The workshop proposes a few innovative pedagogical techniques that you can integrate into your curriculum which will eventually create a better learning experience for your students and can even save you time!
Starting with a brief overview of the writing criteria that measure writing in the elementary and intermediate levels of Italian, this presentation describes one way peer editing can be undertaken in a 101 class through a series of simple steps focusing on correct grammar and syntax, and will go on to discuss how recognition of key expressions in readings can lead to more correct writing in Italian 102.
Tiziana Serafini received her Ph.D. in Italian Literature from the University of California, Los Angeles. She has taught Italian language and culture at several institutions such as the University of California-Los Angeles and the University of Southern California. She has published articles on the Promessi Sposi (2003), the Stil Novo Poetry (2005), Andrea Zanzotto (2008). She contributed to the translation of works by New York and Chicago poets in Nuova Poesia Americana – New York (2013) and Nuova Poesia Americana – Chicago (forthcoming in 2016). She also coordinated the Florio Italian-English Dictionary transcription project (2013). Her review on the Italian language textbook Mosaici is forthcoming in 2016.

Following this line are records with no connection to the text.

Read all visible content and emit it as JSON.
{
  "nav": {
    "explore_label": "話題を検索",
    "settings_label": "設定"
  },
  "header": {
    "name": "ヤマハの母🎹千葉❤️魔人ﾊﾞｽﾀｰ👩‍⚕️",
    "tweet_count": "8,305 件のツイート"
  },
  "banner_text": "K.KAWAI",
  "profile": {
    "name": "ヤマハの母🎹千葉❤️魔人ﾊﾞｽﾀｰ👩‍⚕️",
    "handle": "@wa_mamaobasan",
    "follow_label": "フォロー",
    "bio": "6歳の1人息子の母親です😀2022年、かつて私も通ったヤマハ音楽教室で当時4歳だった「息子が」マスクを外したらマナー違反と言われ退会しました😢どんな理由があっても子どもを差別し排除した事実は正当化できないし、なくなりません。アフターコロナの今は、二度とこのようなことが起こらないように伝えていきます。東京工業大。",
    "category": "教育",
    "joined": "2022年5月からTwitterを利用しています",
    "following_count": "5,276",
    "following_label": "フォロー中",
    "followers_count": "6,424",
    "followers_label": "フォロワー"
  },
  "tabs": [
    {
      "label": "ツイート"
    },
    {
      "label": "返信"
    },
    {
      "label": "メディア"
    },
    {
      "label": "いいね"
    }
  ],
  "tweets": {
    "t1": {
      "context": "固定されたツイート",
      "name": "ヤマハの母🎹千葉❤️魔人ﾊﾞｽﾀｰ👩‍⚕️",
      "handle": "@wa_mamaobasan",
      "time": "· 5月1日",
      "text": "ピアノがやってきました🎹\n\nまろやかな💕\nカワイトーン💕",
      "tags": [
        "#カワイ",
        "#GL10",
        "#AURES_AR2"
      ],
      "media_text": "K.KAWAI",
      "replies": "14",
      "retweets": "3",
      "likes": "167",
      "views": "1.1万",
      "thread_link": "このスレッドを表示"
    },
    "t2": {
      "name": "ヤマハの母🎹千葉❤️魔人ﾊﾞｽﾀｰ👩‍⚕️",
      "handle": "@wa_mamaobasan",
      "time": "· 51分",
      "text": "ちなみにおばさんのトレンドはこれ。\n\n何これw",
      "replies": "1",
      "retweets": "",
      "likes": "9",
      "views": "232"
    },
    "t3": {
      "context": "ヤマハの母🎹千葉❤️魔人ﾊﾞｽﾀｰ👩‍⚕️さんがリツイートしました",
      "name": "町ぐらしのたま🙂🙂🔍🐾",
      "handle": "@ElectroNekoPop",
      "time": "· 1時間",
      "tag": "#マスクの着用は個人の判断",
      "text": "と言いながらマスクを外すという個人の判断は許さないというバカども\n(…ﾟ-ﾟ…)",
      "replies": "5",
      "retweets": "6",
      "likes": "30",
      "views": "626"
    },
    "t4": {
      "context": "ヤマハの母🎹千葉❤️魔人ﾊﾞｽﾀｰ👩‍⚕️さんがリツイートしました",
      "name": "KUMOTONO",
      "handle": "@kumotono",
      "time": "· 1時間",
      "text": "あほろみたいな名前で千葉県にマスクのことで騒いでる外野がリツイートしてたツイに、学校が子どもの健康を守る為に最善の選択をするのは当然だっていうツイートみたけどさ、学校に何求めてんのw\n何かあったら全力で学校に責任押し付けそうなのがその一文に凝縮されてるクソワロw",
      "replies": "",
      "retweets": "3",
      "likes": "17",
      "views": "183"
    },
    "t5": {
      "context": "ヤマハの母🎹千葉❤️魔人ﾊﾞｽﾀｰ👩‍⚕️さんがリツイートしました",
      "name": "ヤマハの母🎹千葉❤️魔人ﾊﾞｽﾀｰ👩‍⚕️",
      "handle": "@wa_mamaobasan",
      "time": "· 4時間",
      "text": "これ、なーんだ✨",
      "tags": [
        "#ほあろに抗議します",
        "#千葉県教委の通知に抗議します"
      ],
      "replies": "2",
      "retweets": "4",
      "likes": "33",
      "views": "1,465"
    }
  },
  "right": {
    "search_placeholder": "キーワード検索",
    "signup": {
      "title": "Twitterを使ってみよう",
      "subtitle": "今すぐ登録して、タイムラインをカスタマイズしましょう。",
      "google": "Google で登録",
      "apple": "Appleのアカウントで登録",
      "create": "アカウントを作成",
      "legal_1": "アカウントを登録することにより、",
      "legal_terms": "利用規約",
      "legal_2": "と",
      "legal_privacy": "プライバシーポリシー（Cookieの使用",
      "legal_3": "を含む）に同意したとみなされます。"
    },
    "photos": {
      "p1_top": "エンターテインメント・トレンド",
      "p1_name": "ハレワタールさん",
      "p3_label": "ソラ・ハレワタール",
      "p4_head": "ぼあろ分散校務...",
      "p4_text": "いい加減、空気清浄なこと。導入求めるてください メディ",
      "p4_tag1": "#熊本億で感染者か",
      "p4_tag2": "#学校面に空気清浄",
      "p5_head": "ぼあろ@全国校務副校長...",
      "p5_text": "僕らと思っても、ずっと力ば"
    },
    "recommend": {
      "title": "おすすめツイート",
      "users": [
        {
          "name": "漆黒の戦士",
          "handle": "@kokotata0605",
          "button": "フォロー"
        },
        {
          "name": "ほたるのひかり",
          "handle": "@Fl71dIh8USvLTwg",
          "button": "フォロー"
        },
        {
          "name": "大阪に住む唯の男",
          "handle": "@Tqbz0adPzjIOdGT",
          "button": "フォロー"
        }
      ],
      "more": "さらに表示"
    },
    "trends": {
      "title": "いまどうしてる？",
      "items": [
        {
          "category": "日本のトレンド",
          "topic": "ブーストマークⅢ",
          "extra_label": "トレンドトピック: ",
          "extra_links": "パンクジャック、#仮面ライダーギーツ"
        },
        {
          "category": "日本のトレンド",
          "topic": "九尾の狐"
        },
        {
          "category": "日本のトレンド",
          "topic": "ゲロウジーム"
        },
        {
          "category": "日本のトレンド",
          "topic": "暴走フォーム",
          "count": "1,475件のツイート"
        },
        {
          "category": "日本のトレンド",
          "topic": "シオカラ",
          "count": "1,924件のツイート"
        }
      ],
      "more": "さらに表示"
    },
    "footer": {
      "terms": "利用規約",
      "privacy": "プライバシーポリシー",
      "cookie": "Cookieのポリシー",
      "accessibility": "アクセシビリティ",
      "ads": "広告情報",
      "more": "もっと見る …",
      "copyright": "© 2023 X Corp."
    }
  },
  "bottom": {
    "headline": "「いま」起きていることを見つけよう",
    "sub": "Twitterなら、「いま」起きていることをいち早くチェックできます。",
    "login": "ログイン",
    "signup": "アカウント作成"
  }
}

In this presentation I will show how thesis-governed short essays, multi-draft composing, and collaborative writing have been shaping the process of textual creation in ITALIAN 203, producing better output that simplify the instructor’s tiring task of grading.
Luisa Gregori is a Ph.D. student and teaching assistant. Her research interests focus on modern and contemporary Italian novel, as well as Italian language pedagogy, with specific emphasis on cross-cultural pragmatics. She earned a Laurea in Lettere moderne (Italian literature) from the University of Pisa and she completed last December a MA in Pedagogy of Italian as a Foreign Language at the University “Ca’ Foscari” of Venice.
At UW-Madison, undergraduate language students frequently encounter written texts that incorporate illustrations, photos, diagrams or other images. However, this multimodality does not necessarily carry over into students’ written assignments. This presentation will thus discuss multimodal composition with an emphasis on visual support through examples linked to the bande dessinée.
Lindsey Smith is a TA and PhD student in French at UW-Madison. Her work focuses primarily on literature from the Francophone Caribbean. Her thesis examines intersections of artistic development and economic development in the works of Chamoiseau, Pépin, and others.
Andrew Irving and Nevine El Nossery
Andrew’s and Nevine’s contribution today will explain the new curriculum for French 312 that they developed together. Andrew will give an overview of the course and explain the types of assignments and activities they assigned. Nevine will then explain how each unit was based on one or two texts that they analyzed (using their 3-step process) and then used as models and inspiration for student writing. Nevine will briefly talk about the portfolio which was also an important component of the class and its valuable learning outcomes. Andrew will wrap up by talking about the peer editing process that was a crucial aspect to our students’ writing development.
Andrew Irving has been teaching French language and literature at UW-Madison since the fall of 1989. He received his PhD from us in 1997 with a dissertation that examined the theme of solitude in the works of Guy de Maupassant. Andrew is the course chair for French 203 and has most recently taught French 322 (Intro to Literature of Modernity) and French 312 (Writing Workshop).
Nevine El Nossery is an Associate Professor of Francophone Studies and Middle Eastern literatures and cultures. Her book, Témoignages fictionnels au féminin. Une réécriture des blancs de la guerre civile algérienne was published in 2012 with Rodopi, and she co-edited two volumes : The Unspeakable : Representations of Trauma in Francophone Literature and Art, published in 2013 and Frictions et devenirs dans les écritures migrantes au féminin. Enracinement et renégociation, published in 2011.